When she wasn’t busy with the rescue efforts, Anna was in frenzied conference with the public relations department. She had managed to buy a media blackout from the fire department by providing the city with a generous donation of flame retardant cellgel. She made a mental note to consider it as a yearly thing, around Christmas, say. It would make for a nice tax shelter and the PR couldn’t be beat. The statement issued to the holoweb cited a temporary power failure, and stressed the fact that all systems were back up and functioning normally. No mention was made of strange voices or mass hysteria. An in-house memo to all GeneSys employees instructed them to direct questions from the media to the public relations department, and the concessions director was instructed to make restitution of damages to shopkeepers contingent on their following the same policy. Through it all, she was deeply grateful that her children were in school. She made arrangements for them to stay with her mother for a few days.

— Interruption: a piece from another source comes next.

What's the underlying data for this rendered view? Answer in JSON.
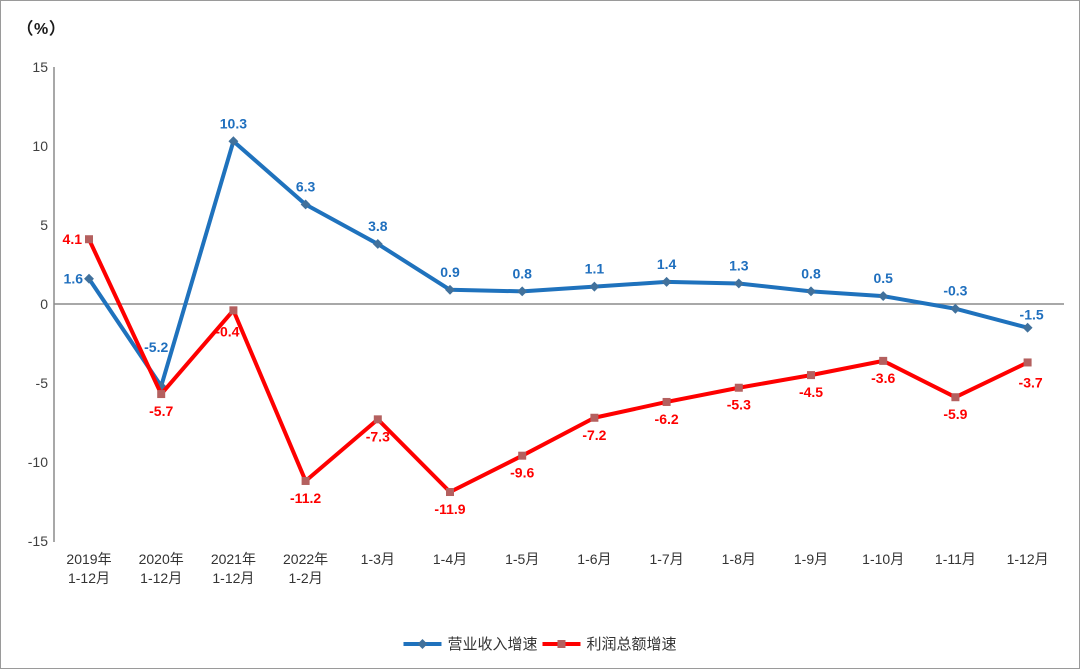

With the press release issued and as many potential leaks stopped as possible, Anna turned back to Hector. “How about that explanation now?” she said.

oOo

Chango crawled back through the window to find Helix resting in the tank, her head above the grow med. “You’re alright. What happened?”

“We won. The mind that was GeneSys has gone to sleep, and dreamed itself into something new. A corporation ruled by both economic and biological imperatives. An organization dedicated to its own survival and the prosperity of its members, both human and Lilim.”

“So what happens now?”

Helix shrugged. “For me, not much. We’ll have to figure out a way to enlarge this tank. Seal off this room and get the temperature and humidity up.” She cast a disparaging glance at the dust-black walls and roof.

“Maybe put in some skylights.”

“You’re staying.” Her heart sank.

Helix nodded. “I’m going to have my daughters, live out my life, and die, right here.”